Statistics 506, Fall 2016

Project


The project is due on December 19th at noon (to be submitted on Canvas).

The source for the data is here. You can use any of the “Vessel Tracking Data” on this page for your project.

In the project, you should formulate three clearly-defined research questions relating to these data sets. Then answer each question yourself, using the data to support your arguments.

The questions that you formulate should be limited in scope, similar to the homework questions we have had this term. The statement of each question, and your solution to it, should require no more than one page, not including any code. So your entire project (again, not including code), should be limited to three pages. In addition to these three pages of text, you should provide clean, well-documented code. There is no strict limit on the number of pages of code but you should try to make your code as concise as reasonably possible. Around 5-6 pages should be sufficient.

Unlike the homework sets, the projects are to be done independently. You should not discuss them outside of class with anyone. However we will reserve some class time to discuss the projects together. You may use any resources you like (books, internet, etc.). If you rely heavily on any one source you should cite it.

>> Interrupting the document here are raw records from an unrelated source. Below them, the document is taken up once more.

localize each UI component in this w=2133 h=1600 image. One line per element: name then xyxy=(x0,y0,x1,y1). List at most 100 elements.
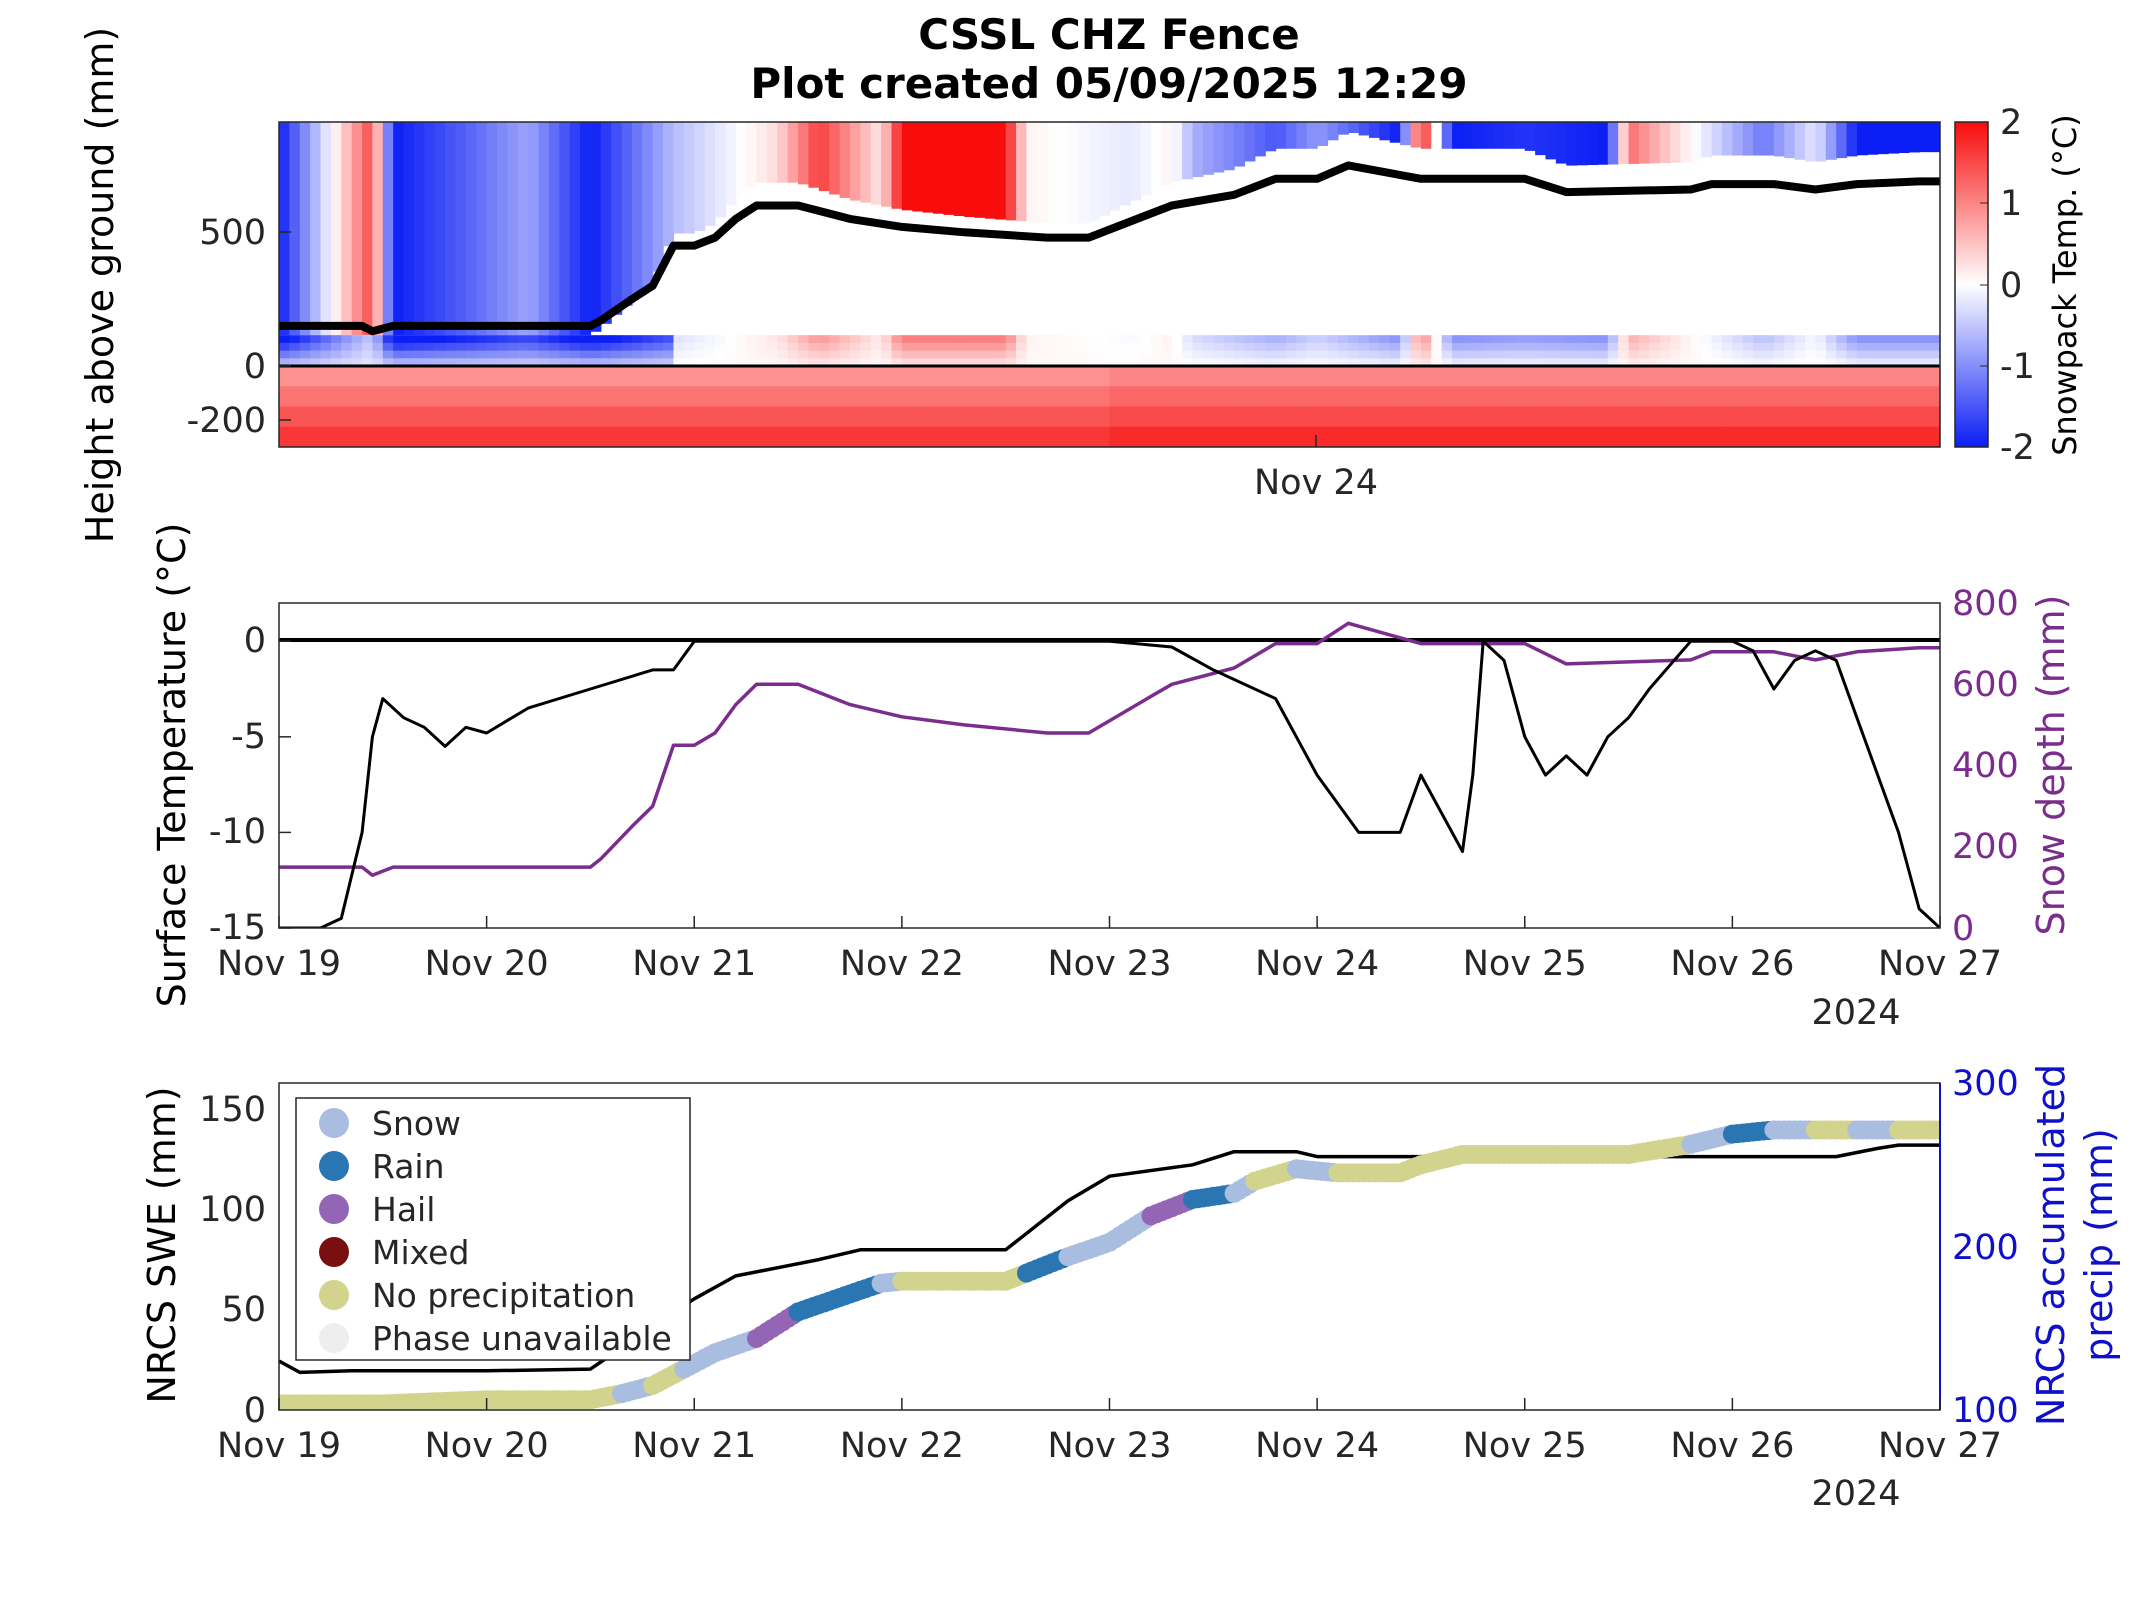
heatmap-cell xyxy=(310,386,322,408)
heatmap-cell xyxy=(1348,342,1360,352)
heatmap-cell xyxy=(1535,386,1547,408)
heatmap-cell xyxy=(330,335,342,344)
heatmap-cell xyxy=(1794,366,1806,387)
heatmap-cell xyxy=(953,366,965,387)
heatmap-cell xyxy=(984,335,996,344)
heatmap-cell xyxy=(1410,358,1422,367)
heatmap-cell xyxy=(1721,406,1733,428)
heatmap-cell xyxy=(1202,335,1214,344)
heatmap-cell xyxy=(1348,358,1360,367)
heatmap-cell xyxy=(1109,335,1121,344)
legend-marker xyxy=(319,1108,349,1138)
heatmap-cell xyxy=(330,342,342,352)
heatmap-cell xyxy=(1690,358,1702,367)
heatmap-cell xyxy=(382,426,394,447)
heatmap-cell xyxy=(1649,342,1661,352)
heatmap-cell xyxy=(1638,426,1650,447)
heatmap-cell xyxy=(1151,406,1163,428)
heatmap-cell xyxy=(704,406,716,428)
heatmap-cell xyxy=(413,350,425,359)
heatmap-cell xyxy=(1545,335,1557,344)
x-tick-label: Nov 22 xyxy=(840,944,964,984)
heatmap-cell xyxy=(1358,350,1370,359)
heatmap-cell xyxy=(1919,342,1931,352)
heatmap-cell xyxy=(1524,406,1536,428)
heatmap-cell xyxy=(1638,335,1650,344)
heatmap-cell xyxy=(1566,335,1578,344)
heatmap-cell xyxy=(870,350,882,359)
heatmap-cell xyxy=(1587,426,1599,447)
heatmap-cell xyxy=(1701,335,1713,344)
heatmap-cell xyxy=(1503,342,1515,352)
heatmap-cell xyxy=(1545,426,1557,447)
heatmap-cell xyxy=(1805,350,1817,359)
heatmap-cell xyxy=(486,406,498,428)
heatmap-cell xyxy=(881,426,893,447)
heatmap-cell xyxy=(362,366,374,387)
heatmap-cell xyxy=(943,358,955,367)
heatmap-cell xyxy=(1690,366,1702,387)
heatmap-cell xyxy=(1618,350,1630,359)
heatmap-cell xyxy=(1244,406,1256,428)
heatmap-cell xyxy=(1140,406,1152,428)
heatmap-cell xyxy=(1026,406,1038,428)
heatmap-cell xyxy=(1213,406,1225,428)
heatmap-cell xyxy=(424,335,436,344)
heatmap-cell xyxy=(725,335,737,344)
heatmap-cell xyxy=(413,358,425,367)
heatmap-cell xyxy=(569,358,581,367)
heatmap-cell xyxy=(1026,335,1038,344)
heatmap-cell xyxy=(1701,122,1713,158)
heatmap-cell xyxy=(310,350,322,359)
heatmap-cell xyxy=(600,350,612,359)
heatmap-cell xyxy=(1618,406,1630,428)
heatmap-cell xyxy=(1431,342,1443,352)
swe-point xyxy=(1930,1120,1940,1140)
heatmap-cell xyxy=(746,342,758,352)
heatmap-cell xyxy=(507,342,519,352)
heatmap-cell xyxy=(1711,406,1723,428)
heatmap-cell xyxy=(1109,342,1121,352)
heatmap-cell xyxy=(1285,386,1297,408)
heatmap-cell xyxy=(1493,386,1505,408)
heatmap-cell xyxy=(465,342,477,352)
heatmap-cell xyxy=(1348,426,1360,447)
heatmap-cell xyxy=(1452,366,1464,387)
heatmap-cell xyxy=(1524,335,1536,344)
heatmap-cell xyxy=(1472,342,1484,352)
heatmap-cell xyxy=(1192,386,1204,408)
heatmap-cell xyxy=(1151,350,1163,359)
heatmap-cell xyxy=(1026,358,1038,367)
colorbar-tick-label: 1 xyxy=(2000,184,2022,224)
heatmap-cell xyxy=(1638,406,1650,428)
heatmap-cell xyxy=(933,342,944,352)
heatmap-cell xyxy=(1908,335,1920,344)
heatmap-cell xyxy=(320,426,332,447)
heatmap-cell xyxy=(1036,122,1048,223)
heatmap-cell xyxy=(715,358,726,367)
heatmap-cell xyxy=(1919,386,1931,408)
heatmap-cell xyxy=(580,406,592,428)
heatmap-cell xyxy=(1099,406,1111,428)
heatmap-cell xyxy=(964,122,976,217)
heatmap-cell xyxy=(403,342,415,352)
heatmap-cell xyxy=(1815,358,1827,367)
heatmap-cell xyxy=(372,426,384,447)
heatmap-cell xyxy=(1161,386,1173,408)
heatmap-cell xyxy=(559,386,571,408)
heatmap-cell xyxy=(351,122,363,336)
heatmap-cell xyxy=(735,426,747,447)
heatmap-cell xyxy=(362,122,374,336)
heatmap-cell xyxy=(413,335,425,344)
heatmap-cell xyxy=(1701,350,1713,359)
heatmap-cell xyxy=(403,406,415,428)
heatmap-cell xyxy=(548,350,560,359)
heatmap-cell xyxy=(1784,350,1796,359)
heatmap-cell xyxy=(922,122,934,213)
heatmap-cell xyxy=(424,406,436,428)
heatmap-cell xyxy=(631,386,643,408)
heatmap-cell xyxy=(839,426,851,447)
heatmap-cell xyxy=(901,335,913,344)
heatmap-cell xyxy=(372,366,384,387)
heatmap-cell xyxy=(922,386,934,408)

You can use any of the computing languages we have studied this term (Stata, R, SAS). And you may use libraries for these languages as needed (including libraries that we did not discuss in class).

Note that the zip archives that you obtain from the web site given above contain many files, but I suggest that you use only the dbf data file and the documentation (pdf) file. The other files are mainly GIS files, which we have not studied this term. The dbf file can be opened in Stata, R, and SAS.